Syria’s north-western province of Idlib is the last major area under rebel control. Over the course of the fighting it has become home to huge numbers of internally displaced people.
Around three million are now concentrated in this largely rural region. A series of deals have allowed rebel fighters from other areas to move there too, as the Syrian government has consolidated its hold over large swathes of the country.
Now President Bashar al-Assad is turning his attention towards Idlib.
His forces and their allies are massing. There has also been a significant Russian naval build-up off the Syrian coast. Many of its vessels carry the sort of land-attack missiles that could add weight to the Syrian government forces’ firepower.
For the Syrian government an offensive would mark the climax of President Assad’s efforts to regain control of his country and to shatter the organised opposition to his rule.
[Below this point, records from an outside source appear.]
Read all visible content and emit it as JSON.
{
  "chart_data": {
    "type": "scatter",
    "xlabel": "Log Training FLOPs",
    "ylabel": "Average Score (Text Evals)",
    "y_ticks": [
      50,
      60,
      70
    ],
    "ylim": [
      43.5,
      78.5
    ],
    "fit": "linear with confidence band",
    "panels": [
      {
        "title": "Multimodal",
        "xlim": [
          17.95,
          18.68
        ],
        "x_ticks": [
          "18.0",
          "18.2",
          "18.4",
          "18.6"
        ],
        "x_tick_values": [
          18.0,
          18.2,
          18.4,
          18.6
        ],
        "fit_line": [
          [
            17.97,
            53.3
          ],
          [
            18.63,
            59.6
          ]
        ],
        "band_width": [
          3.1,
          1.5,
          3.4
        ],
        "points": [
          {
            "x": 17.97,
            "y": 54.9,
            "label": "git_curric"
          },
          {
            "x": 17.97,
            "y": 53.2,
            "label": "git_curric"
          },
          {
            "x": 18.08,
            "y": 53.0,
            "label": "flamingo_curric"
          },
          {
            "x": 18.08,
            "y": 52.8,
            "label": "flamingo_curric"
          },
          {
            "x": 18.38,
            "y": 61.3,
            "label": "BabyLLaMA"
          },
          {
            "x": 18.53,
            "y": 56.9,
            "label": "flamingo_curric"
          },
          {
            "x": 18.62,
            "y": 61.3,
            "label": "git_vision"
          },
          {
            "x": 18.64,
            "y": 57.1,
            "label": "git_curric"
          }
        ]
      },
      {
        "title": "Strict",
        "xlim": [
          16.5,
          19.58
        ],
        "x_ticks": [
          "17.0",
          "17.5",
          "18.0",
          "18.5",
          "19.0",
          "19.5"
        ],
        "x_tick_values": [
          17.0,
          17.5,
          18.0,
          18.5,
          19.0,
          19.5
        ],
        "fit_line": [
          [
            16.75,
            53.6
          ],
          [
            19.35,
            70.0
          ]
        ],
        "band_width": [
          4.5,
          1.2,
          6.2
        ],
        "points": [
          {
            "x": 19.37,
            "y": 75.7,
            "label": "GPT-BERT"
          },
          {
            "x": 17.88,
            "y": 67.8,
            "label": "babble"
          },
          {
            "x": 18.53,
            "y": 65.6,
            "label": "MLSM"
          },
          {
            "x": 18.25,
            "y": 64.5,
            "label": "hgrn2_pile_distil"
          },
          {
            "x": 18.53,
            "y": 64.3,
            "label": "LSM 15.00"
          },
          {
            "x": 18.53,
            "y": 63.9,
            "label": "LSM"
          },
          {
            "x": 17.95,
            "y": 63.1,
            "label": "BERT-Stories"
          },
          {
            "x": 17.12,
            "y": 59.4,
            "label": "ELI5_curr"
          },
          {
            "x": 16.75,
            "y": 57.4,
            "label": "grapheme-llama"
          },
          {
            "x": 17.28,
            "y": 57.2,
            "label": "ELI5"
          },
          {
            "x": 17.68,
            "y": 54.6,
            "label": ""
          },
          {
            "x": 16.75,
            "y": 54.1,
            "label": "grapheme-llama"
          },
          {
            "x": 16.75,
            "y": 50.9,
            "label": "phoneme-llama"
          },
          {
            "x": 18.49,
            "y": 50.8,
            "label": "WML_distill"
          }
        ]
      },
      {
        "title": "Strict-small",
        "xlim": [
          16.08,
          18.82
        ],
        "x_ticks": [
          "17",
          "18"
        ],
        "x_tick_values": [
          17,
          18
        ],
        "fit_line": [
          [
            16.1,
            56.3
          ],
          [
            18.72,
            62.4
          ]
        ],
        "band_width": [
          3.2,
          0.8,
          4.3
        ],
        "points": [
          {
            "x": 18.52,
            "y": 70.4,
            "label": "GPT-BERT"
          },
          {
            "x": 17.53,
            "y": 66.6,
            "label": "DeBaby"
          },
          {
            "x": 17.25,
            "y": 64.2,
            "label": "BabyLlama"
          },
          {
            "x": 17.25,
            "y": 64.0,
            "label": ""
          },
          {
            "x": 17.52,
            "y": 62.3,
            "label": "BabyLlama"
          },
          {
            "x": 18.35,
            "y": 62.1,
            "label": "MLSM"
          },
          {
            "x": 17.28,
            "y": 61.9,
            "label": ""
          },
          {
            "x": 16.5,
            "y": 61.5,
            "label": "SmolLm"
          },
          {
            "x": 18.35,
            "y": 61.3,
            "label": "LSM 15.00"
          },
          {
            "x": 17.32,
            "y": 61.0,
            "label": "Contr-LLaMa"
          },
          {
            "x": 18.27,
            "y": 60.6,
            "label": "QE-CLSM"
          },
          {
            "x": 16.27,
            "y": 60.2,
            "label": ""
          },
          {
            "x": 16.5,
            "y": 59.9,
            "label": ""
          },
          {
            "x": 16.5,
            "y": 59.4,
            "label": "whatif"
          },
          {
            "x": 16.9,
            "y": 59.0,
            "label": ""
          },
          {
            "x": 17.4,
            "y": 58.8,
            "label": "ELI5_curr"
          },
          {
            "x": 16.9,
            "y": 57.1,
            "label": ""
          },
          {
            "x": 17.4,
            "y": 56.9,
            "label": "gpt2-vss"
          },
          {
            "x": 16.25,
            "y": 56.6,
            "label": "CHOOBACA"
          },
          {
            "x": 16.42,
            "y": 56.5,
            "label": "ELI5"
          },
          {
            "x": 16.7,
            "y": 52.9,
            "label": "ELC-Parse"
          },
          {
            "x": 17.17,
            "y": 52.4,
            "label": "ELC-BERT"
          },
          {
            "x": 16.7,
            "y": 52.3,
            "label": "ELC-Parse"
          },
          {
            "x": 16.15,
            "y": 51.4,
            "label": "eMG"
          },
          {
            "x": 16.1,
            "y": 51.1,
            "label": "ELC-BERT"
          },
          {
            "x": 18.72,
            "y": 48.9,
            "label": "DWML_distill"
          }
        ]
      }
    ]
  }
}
But aid agencies and the United Nations fear a major humanitarian catastrophe could be looming.
What is at stake is nothing less than the future shape of the Syria that President Assad will control. But this is not just a battle between his government forces and the rebels. Two other countries, Russia and Turkey, are also intimately involved.
Frustrated by US policy towards Syria and alarmed at the tide of refugees that had flowed across its own borders, Turkey sought with Russia, Iran and the Syrian government to establish a small number of so-called “de-escalation zones”.
An agreement, aimed to calm the fighting and introducing an element of stability, called for the ending of hostilities between Syrian government and rebel forces in four, mainly opposition-held areas of the country. Russia, Turkey and Iran were to act as guarantors, sending troops and monitors to police the zones.
But all but one of these zones have now fallen to government forces. Idlib is the last one remaining.
Turkey has armed a number of rebel militias in Syria and has made a significant political and military investment in Idlib.
Additionally, it has sought to develop some kind of understanding with the dominant rebel group in the province, Hayat Tahrir al-Sham or HTS (formerly known as Jabhat al-Nusra, which was closely linked to al-Qaeda.) This is, though, a sometimes bumpy relationship.
Turkey, as part of its role as guarantor of the Idlib de-escalation zone, has also established about a dozen observation posts in Syrian rebel territory. These have been beefed up and are now essentially small military bases in their own right.
The Ankara government has described a major attack on Idlib as a “red line” that should not be crossed. Nobody knows quite what Turkey might do if a major regime offensive is unleashed.
The strains in the alliance of convenience between the Syrian government and Turkey might also be reflected in tensions between Turkey and Russia.
Relations between the two countries have been complex. In November 2015 Turkey shot down a Russian warplane that it said had intruded into its airspace from Syria. But in September 2017 Turkey signed a deal with Russia to arm its forces with Russian S-400 anti-aircraft missiles.
Then, in March 2018, units of the Turkish-backed anti-Assad group, the Free Syrian Army, took control of the Syrian Kurdish city of Afrin.
But Idlib could also open up difficulties between the Syrian government and Moscow.
Russia is the other key overseas player in this drama. It effectively saved President Assad by intervening in the civil war. Russian air power along with Iranian-backed militias and military advisers on the ground enabled him first to stabilise his worsening situation and then to go onto the offensive.
But what does Russia think of the Idlib situation? On the face of it Russian spokesmen appear to be against a major attack, preferring a negotiated settlement for the province. Russia is eager to scale down its military role in Syria, though its naval build-up in the eastern Mediterranean might suggest otherwise.
But, as ever in Syria, things are even more complex. Russia may be unable to dissuade its Syrian ally from an Idlib offensive.
A government assault could amount to a number of different things. These could range from an all-out onslaught to a more restricted effort to nibble away key pieces of territory, to increase pressure on the rebels in those areas that remain.
Russia retains its enthusiasm for combating “terrorists” wherever they may be, and there is no doubt that some of the hardcore elements of the rebels have been forced into Idlib province following setbacks elsewhere.
The humanitarian consequences of any Idlib offensive would be serious. There are fears, too, that chemical weapons might again be used to terrorise the local population into submission. But the fall of Idlib would not be the end of Syria’s nightmare.
The Assad regime’s hold over much of the country could remain shaky, with significant areas staying beyond central control. The tasks of reconstruction and resettlement are huge and costly: problems with which nobody seems ready to engage.
What began as a local uprising against an unpopular regime has mutated into a regional struggle. It has drawn in proxies for organisations like al-Qaeda and the Islamic State group.
But above all Syria has become a cockpit for wider international tensions, with Russia, Turkey, Iran, Israel, the Gulf states and the US all seeking their own advantage.
These external pressures will not go away after an Assad victory. They may even get worse. The US, Israel, and Washington’s Gulf allies are now all intent on seeing Syria as yet another battlefront in the strategic struggle against Iran.